Two notable features of these lamentable facts.
First, they are structural. It’s really hard to see what Obama or progressives can do to change them except at the margins. Too frequently people talk as though Obama or House Energy and Commerce Committee Chair Henry Waxman (D-Calif.) just aren’t trying hard enough — the Green Lantern theory of domestic politics. They aren’t powerless, of course, and it would be nice if the progressive caucus learned to throw its weight around more. But the fact that the U.S. system of government is riddled with procedural chokepoints is not something one can will away. The filibuster could theoretically be fought, but we seem to be a long way from that being a live possibility. And finally, it’s hard to see what leverage Obama has over conservative Dem senators whose states didn’t vote for him.

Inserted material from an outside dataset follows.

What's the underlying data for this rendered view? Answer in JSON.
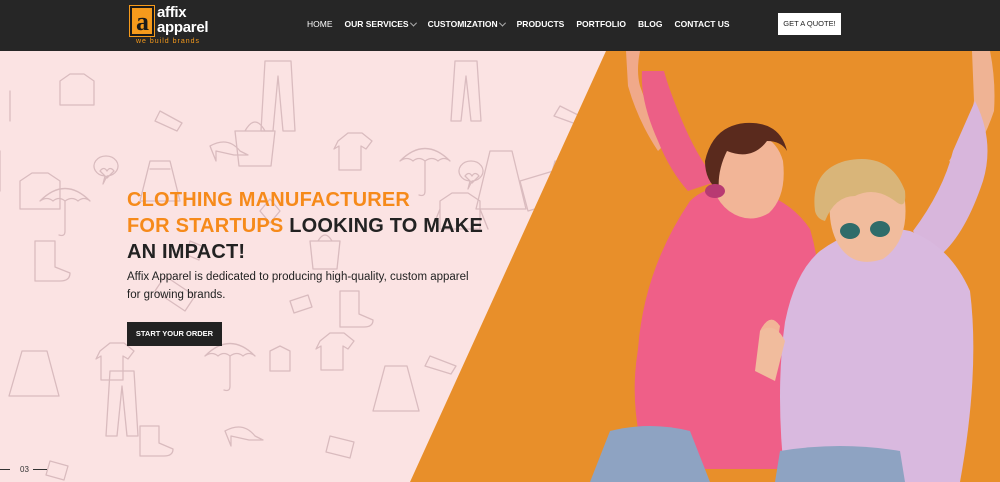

Secondly, on virtually every score, climate change is worse off than health care. The right wing is just as motivated and organized on climate as they are on health, but the progressive coalition is fragmented. The policy options aren’t as well understood; there isn’t single rallying point equivalent to the public option. On climate/energy there are far more “centrists” in positions of power to appease in order to get to 60 votes. (And it’s important to understand that “centrist” is a situational description. When Dems are in power, it means “a little weaker than whatever the Dems come up with” — see: stimulus bill. When Republicans are in power, it means “a little closer to the Republicans than the other Dems” — see: Bush tax cuts.) There’s even less credible leverage over Dem senators; voting against Obama’s climate agenda will not threaten the reelection of a single Southern or Midwestern Dem.
I’m afraid this is a depressing post, but it’s just become clear that structural features of American politics make it so change averse that virtually no progressive electoral sweep is enough to do the job. And however difficult those features may be for health care, they’re worse for climate. At this point, chances seem to be split pretty evenly between total failure and the passage of an utterly defanged bill.
Or as Jon Stewart put it: “And now, cap-and-trade — naked, bruised, and humiliated — is off to the Senate to get skull-f*cked.”